Capitolo tre: Come sabbia tra le dita
 
 

҂

 
 
< Come c’è riuscita?> domanda il giovane Harry Potter, tornato ad occupare il proprio posto di fronte alla scrivania.
Il vecchio mago alza uno sguardo interrogativo verso di lui, senza smettere di sondare sapientemente con la bacchetta i ricordi fluttuanti all’interno del recipiente di pietra, cercando quello necessario per proseguire la loro lezione.
< Quello che volevo dire, signore, era…ecco…> riprende immediatamente il ragazzo, agitandosi un poco sulla sedia. < Come è riuscita una bambina – diciamo – “normale” come Phoebe ad avvicinarsi a…lui?>
Albus Silente ascolta in silenzio l’obiezione del suo studente. Mette da parte la bacchetta, congiunge le mani sul ripiano lucido e, dopo averlo osservato con un intenso sguardo indecifrabile, chiede a sua volta:
< Perché ritieni che sia una cosa così inverosimile, Harry?>
< Perché lui non sa cosa sia l’affetto, l’amicizia…l’amore. Perché Voldemort non prova interesse per nessun’altro che non sia se stesso! E’ stato lei a dirmelo, signore…>
< E ne sono tuttora convinto > afferma il preside di Hogwarts, alzandosi e raggiungendo con ampie falcate il trespolo sul quale una Fanny dai colori sgargianti sonnecchia tranquilla. Le accarezza pigramente le piume morbide della testa, prima di tornare a voltarsi e aggiungere: < Ma ritengo opportuno che tu debba prendere in considerazione un punto molto importante, ragazzo mio: nel ricordo che abbiamo appena visto non c’è nessuna traccia di Lord Voldemort. Ancora non esisteva. In quella stanza insieme a Phoebe non c’era un potente mago oscuro; solo un suo coetaneo di nome Tom. Un bambino con una vita complicata e poco propenso ad instaurare relazioni profonde con gli altri, certo, ma pur sempre un bambino.
< So che può essere molto difficile pensarlo, soprattutto conoscendo le atrocità che ha commesso in seguito…però voglio che tu non ti faccia ingannare.
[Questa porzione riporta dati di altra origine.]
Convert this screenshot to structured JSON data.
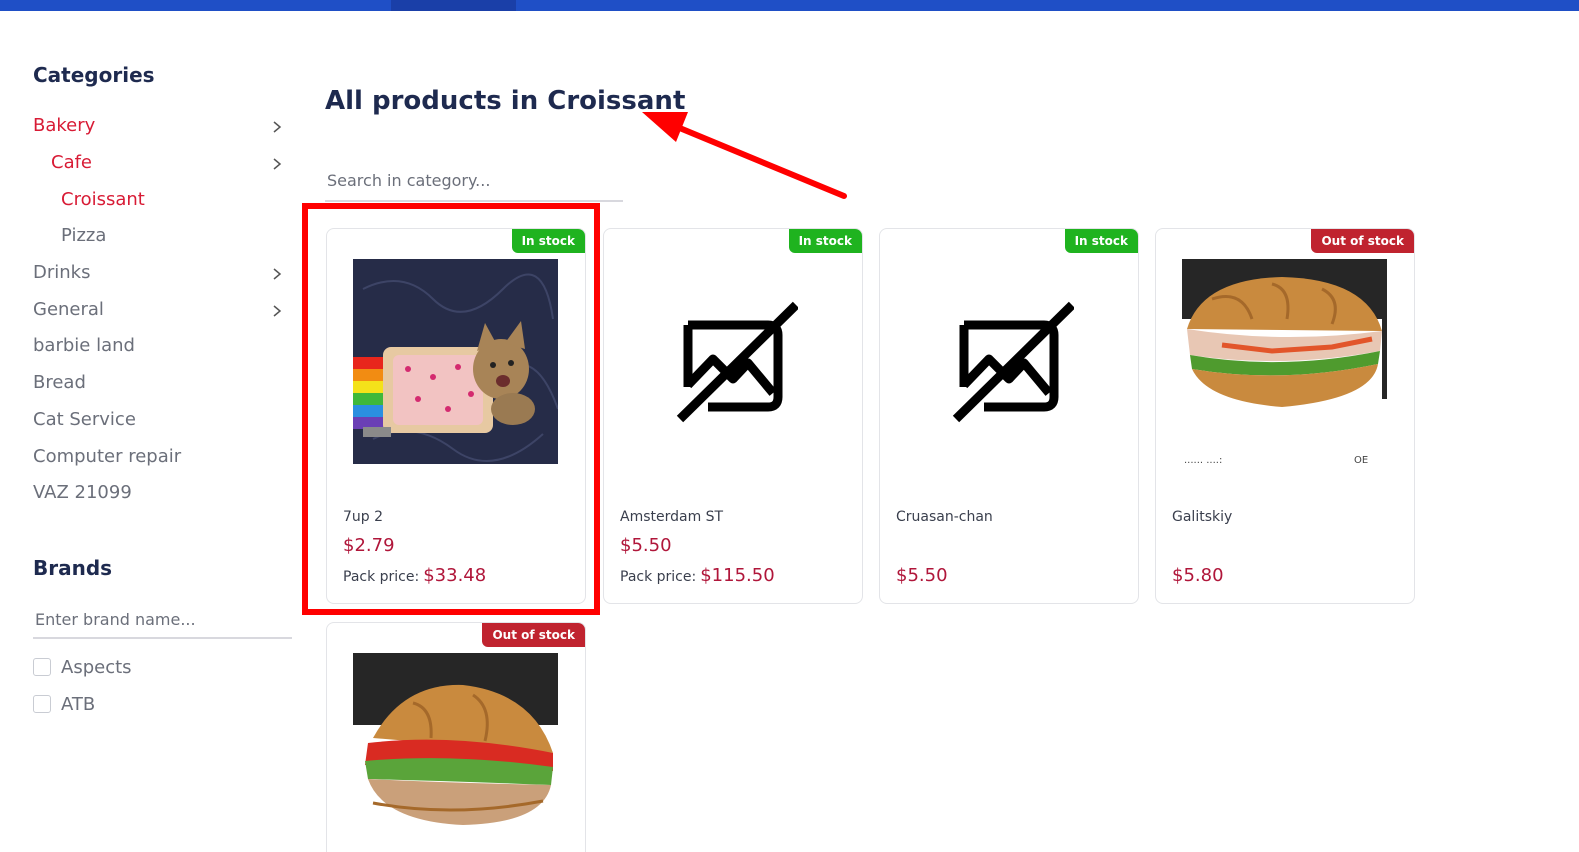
{
  "sidebar": {
    "categories_heading": "Categories",
    "categories": [
      {
        "label": "Bakery",
        "active": true
      },
      {
        "label": "Cafe",
        "active": true
      },
      {
        "label": "Croissant",
        "active": true
      },
      {
        "label": "Pizza",
        "active": false
      },
      {
        "label": "Drinks",
        "active": false
      },
      {
        "label": "General",
        "active": false
      },
      {
        "label": "barbie land",
        "active": false
      },
      {
        "label": "Bread",
        "active": false
      },
      {
        "label": "Cat Service",
        "active": false
      },
      {
        "label": "Computer repair",
        "active": false
      },
      {
        "label": "VAZ 21099",
        "active": false
      }
    ],
    "brands_heading": "Brands",
    "brand_search_placeholder": "Enter brand name...",
    "brands": [
      {
        "label": "Aspects",
        "checked": false
      },
      {
        "label": "ATB",
        "checked": false
      }
    ]
  },
  "main": {
    "title": "All products in Croissant",
    "search_placeholder": "Search in category...",
    "pack_price_label": "Pack price:",
    "products": [
      {
        "name": "7up 2",
        "price": "$2.79",
        "pack_price": "$33.48",
        "stock": "In stock",
        "image": "nyan-cat-image"
      },
      {
        "name": "Amsterdam ST",
        "price": "$5.50",
        "pack_price": "$115.50",
        "stock": "In stock",
        "image": "no-image-icon"
      },
      {
        "name": "Cruasan-chan",
        "price": "$5.50",
        "stock": "In stock",
        "image": "no-image-icon"
      },
      {
        "name": "Galitskiy",
        "price": "$5.80",
        "stock": "Out of stock",
        "image": "croissant-sandwich-image"
      },
      {
        "stock": "Out of stock",
        "image": "croissant-sandwich-image"
      }
    ]
  },
  "colors": {
    "accent_red": "#d81b35",
    "price_red": "#b0163a",
    "in_stock_green": "#1fb31f",
    "out_of_stock_red": "#c0232f",
    "topbar_blue": "#1f4fc6",
    "annotation_red": "#ff0000"
  }
}
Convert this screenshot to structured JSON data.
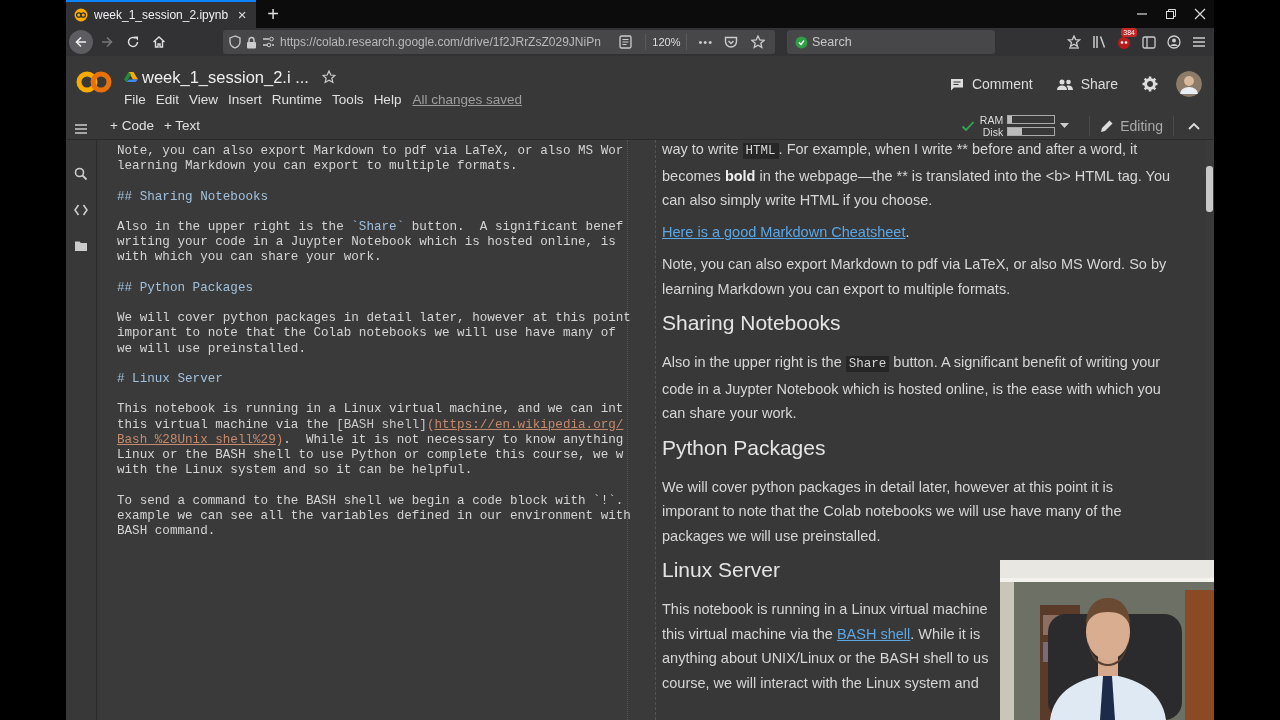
{
  "browser": {
    "tab": {
      "title": "week_1_session_2.ipynb",
      "close": "×"
    },
    "new_tab": "+",
    "url": "https://colab.research.google.com/drive/1f2JRrZsZ029JNiPn",
    "zoom": "120%",
    "more": "•••",
    "search": {
      "placeholder": "Search"
    },
    "badge": "384"
  },
  "notebook": {
    "title": "week_1_session_2.i ...",
    "menu": [
      "File",
      "Edit",
      "View",
      "Insert",
      "Runtime",
      "Tools",
      "Help"
    ],
    "save_status": "All changes saved",
    "actions": [
      {
        "kind": "comment",
        "label": "Comment"
      },
      {
        "kind": "share",
        "label": "Share"
      }
    ]
  },
  "toolbar": {
    "add": [
      "+ Code",
      "+ Text"
    ],
    "resources": [
      {
        "label": "RAM",
        "level": 0.08
      },
      {
        "label": "Disk",
        "level": 0.3
      }
    ],
    "mode": "Editing"
  },
  "editor": {
    "blocks": [
      [
        [
          {
            "kind": "text",
            "text": "Note, you can also export Markdown to pdf via LaTeX, or also MS Wor"
          }
        ],
        [
          {
            "kind": "text",
            "text": "learning Markdown you can export to multiple formats."
          }
        ]
      ],
      [
        [
          {
            "kind": "heading",
            "text": "## Sharing Notebooks"
          }
        ]
      ],
      [
        [
          {
            "kind": "text",
            "text": "Also in the upper right is the "
          },
          {
            "kind": "code",
            "text": "`Share`"
          },
          {
            "kind": "text",
            "text": " button.  A significant benef"
          }
        ],
        [
          {
            "kind": "text",
            "text": "writing your code in a Juypter Notebook which is hosted online, is"
          }
        ],
        [
          {
            "kind": "text",
            "text": "with which you can share your work."
          }
        ]
      ],
      [
        [
          {
            "kind": "heading",
            "text": "## Python Packages"
          }
        ]
      ],
      [
        [
          {
            "kind": "text",
            "text": "We will cover python packages in detail later, however at this point"
          }
        ],
        [
          {
            "kind": "text",
            "text": "imporant to note that the Colab notebooks we will use have many of"
          }
        ],
        [
          {
            "kind": "text",
            "text": "we will use preinstalled."
          }
        ]
      ],
      [
        [
          {
            "kind": "heading",
            "text": "# Linux Server"
          }
        ]
      ],
      [
        [
          {
            "kind": "text",
            "text": "This notebook is running in a Linux virtual machine, and we can int"
          }
        ],
        [
          {
            "kind": "text",
            "text": "this virtual machine via the "
          },
          {
            "kind": "bracket",
            "text": "[BASH shell]"
          },
          {
            "kind": "paren",
            "text": "("
          },
          {
            "kind": "url",
            "text": "https://en.wikipedia.org/"
          }
        ],
        [
          {
            "kind": "url",
            "text": "Bash_%28Unix_shell%29"
          },
          {
            "kind": "paren",
            "text": ")"
          },
          {
            "kind": "text",
            "text": ".  While it is not necessary to know anything"
          }
        ],
        [
          {
            "kind": "text",
            "text": "Linux or the BASH shell to use Python or complete this course, we w"
          }
        ],
        [
          {
            "kind": "text",
            "text": "with the Linux system and so it can be helpful."
          }
        ]
      ],
      [
        [
          {
            "kind": "text",
            "text": "To send a command to the BASH shell we begin a code block with `!`."
          }
        ],
        [
          {
            "kind": "text",
            "text": "example we can see all the variables defined in our environment with"
          }
        ],
        [
          {
            "kind": "text",
            "text": "BASH command."
          }
        ]
      ]
    ]
  },
  "preview": {
    "items": [
      {
        "kind": "paragraph",
        "lines": [
          [
            {
              "kind": "text",
              "text": "way to write "
            },
            {
              "kind": "code",
              "text": "HTML"
            },
            {
              "kind": "text",
              "text": ". For example, when I write ** before and after a word, it"
            }
          ],
          [
            {
              "kind": "text",
              "text": "becomes "
            },
            {
              "kind": "bold",
              "text": "bold"
            },
            {
              "kind": "text",
              "text": " in the webpage—the ** is translated into the <b> HTML tag. You"
            }
          ],
          [
            {
              "kind": "text",
              "text": "can also simply write HTML if you choose."
            }
          ]
        ]
      },
      {
        "kind": "paragraph",
        "lines": [
          [
            {
              "kind": "link",
              "text": "Here is a good Markdown Cheatsheet"
            },
            {
              "kind": "text",
              "text": "."
            }
          ]
        ]
      },
      {
        "kind": "paragraph",
        "lines": [
          [
            {
              "kind": "text",
              "text": "Note, you can also export Markdown to pdf via LaTeX, or also MS Word. So by"
            }
          ],
          [
            {
              "kind": "text",
              "text": "learning Markdown you can export to multiple formats."
            }
          ]
        ]
      },
      {
        "kind": "heading",
        "text": "Sharing Notebooks"
      },
      {
        "kind": "paragraph",
        "lines": [
          [
            {
              "kind": "text",
              "text": "Also in the upper right is the "
            },
            {
              "kind": "code",
              "text": "Share"
            },
            {
              "kind": "text",
              "text": " button. A significant benefit of writing your"
            }
          ],
          [
            {
              "kind": "text",
              "text": "code in a Juypter Notebook which is hosted online, is the ease with which you"
            }
          ],
          [
            {
              "kind": "text",
              "text": "can share your work."
            }
          ]
        ]
      },
      {
        "kind": "heading",
        "text": "Python Packages"
      },
      {
        "kind": "paragraph",
        "lines": [
          [
            {
              "kind": "text",
              "text": "We will cover python packages in detail later, however at this point it is"
            }
          ],
          [
            {
              "kind": "text",
              "text": "imporant to note that the Colab notebooks we will use have many of the"
            }
          ],
          [
            {
              "kind": "text",
              "text": "packages we will use preinstalled."
            }
          ]
        ]
      },
      {
        "kind": "heading",
        "text": "Linux Server"
      },
      {
        "kind": "paragraph",
        "lines": [
          [
            {
              "kind": "text",
              "text": "This notebook is running in a Linux virtual machine"
            }
          ],
          [
            {
              "kind": "text",
              "text": "this virtual machine via the "
            },
            {
              "kind": "link",
              "text": "BASH shell"
            },
            {
              "kind": "text",
              "text": ". While it is"
            }
          ],
          [
            {
              "kind": "text",
              "text": "anything about UNIX/Linux or the BASH shell to us"
            }
          ],
          [
            {
              "kind": "text",
              "text": "course, we will interact with the Linux system and"
            }
          ]
        ]
      }
    ]
  }
}
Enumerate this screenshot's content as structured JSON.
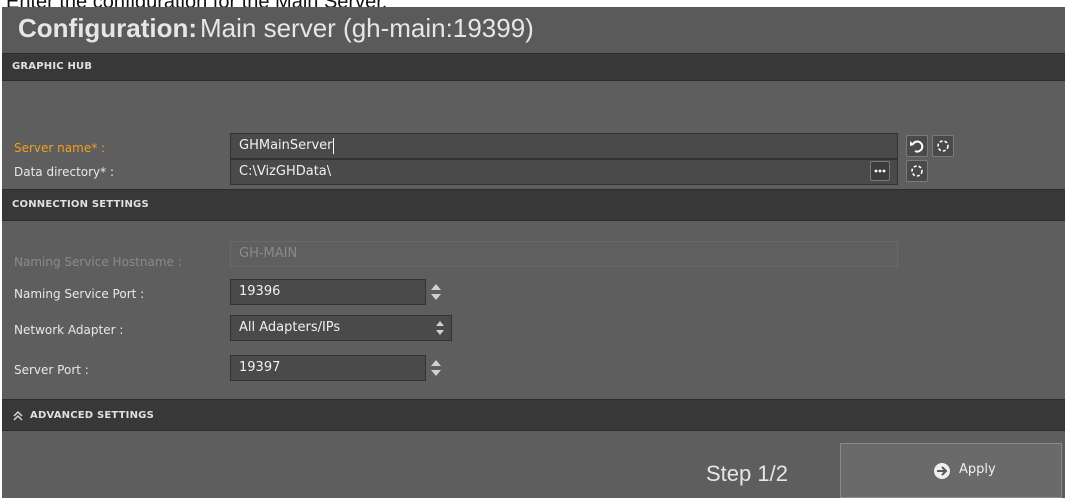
{
  "caption": "Enter the configuration for the Main Server.",
  "window": {
    "title_bold": "Configuration:",
    "title_rest": "Main server (gh-main:19399)"
  },
  "sections": {
    "graphic_hub": "GRAPHIC HUB",
    "connection": "CONNECTION SETTINGS",
    "advanced": "ADVANCED SETTINGS"
  },
  "graphic_hub": {
    "server_name_label": "Server name* :",
    "server_name_value": "GHMainServer",
    "data_dir_label": "Data directory* :",
    "data_dir_value": "C:\\VizGHData\\"
  },
  "connection": {
    "ns_hostname_label": "Naming Service Hostname :",
    "ns_hostname_value": "GH-MAIN",
    "ns_port_label": "Naming Service Port :",
    "ns_port_value": "19396",
    "adapter_label": "Network Adapter :",
    "adapter_value": "All Adapters/IPs",
    "server_port_label": "Server Port :",
    "server_port_value": "19397"
  },
  "footer": {
    "step": "Step 1/2",
    "apply": "Apply"
  },
  "colors": {
    "panel": "#5e5e5e",
    "section": "#383838",
    "field": "#4a4a4a",
    "required_label": "#f0a020"
  },
  "icons": [
    "undo-icon",
    "reset-icon",
    "browse-icon",
    "spinner-icon",
    "chevron-double-up-icon",
    "arrow-circle-right-icon"
  ]
}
Voglio che tu non confonda mai Tom Riddle con Lord Voldemort. Per quanto con gli anni il confine tra l’uno e l’altro si sia assottigliato a tal punto da smettere di esistere, all’inizio non era affatto così.>
Harry muove appena il capo, per far capire al professore di aver compreso ciò che sta cercando di spiegargli. Ma la sua voce suona ancora incerta quando dice:
< Continuo a non capire una cosa, signore. Cosa ha allora di tanto speciale questa Phoebe Hool?>
< Assolutamente nulla. L’unico merito che le possiamo attribuire è di essere entrata nella vita del giovane Riddle in un momento in cui lui era ancora disposto ad aprirsi agli altri, anche se in modo molto limitato. Sono dell’idea che il loro incontro avrebbe avuto un esito completamente diverso se fosse avvenuto più tardi. Se Tom Riddle e Phoebe Hool sono arrivati ad apprezzarsi e…sì, ad affezionarsi l’un l’altra, è solo perché si conoscevano fin da quando erano molto piccoli; se si fossero incontrati anni dopo, probabilmente non si sarebbero sopportati reciprocamente.>
Il ragazzo annuisce ancora, per poi abbassare il proprio sguardo sul Pensatoio. Si sente inquieto e non sa spiegarsene il motivo; è come se il professore avesse trafugato dalla sua testa una profonda convinzione e l’avesse sbriciolata con la stessa facilità con cui si distrugge un biscotto.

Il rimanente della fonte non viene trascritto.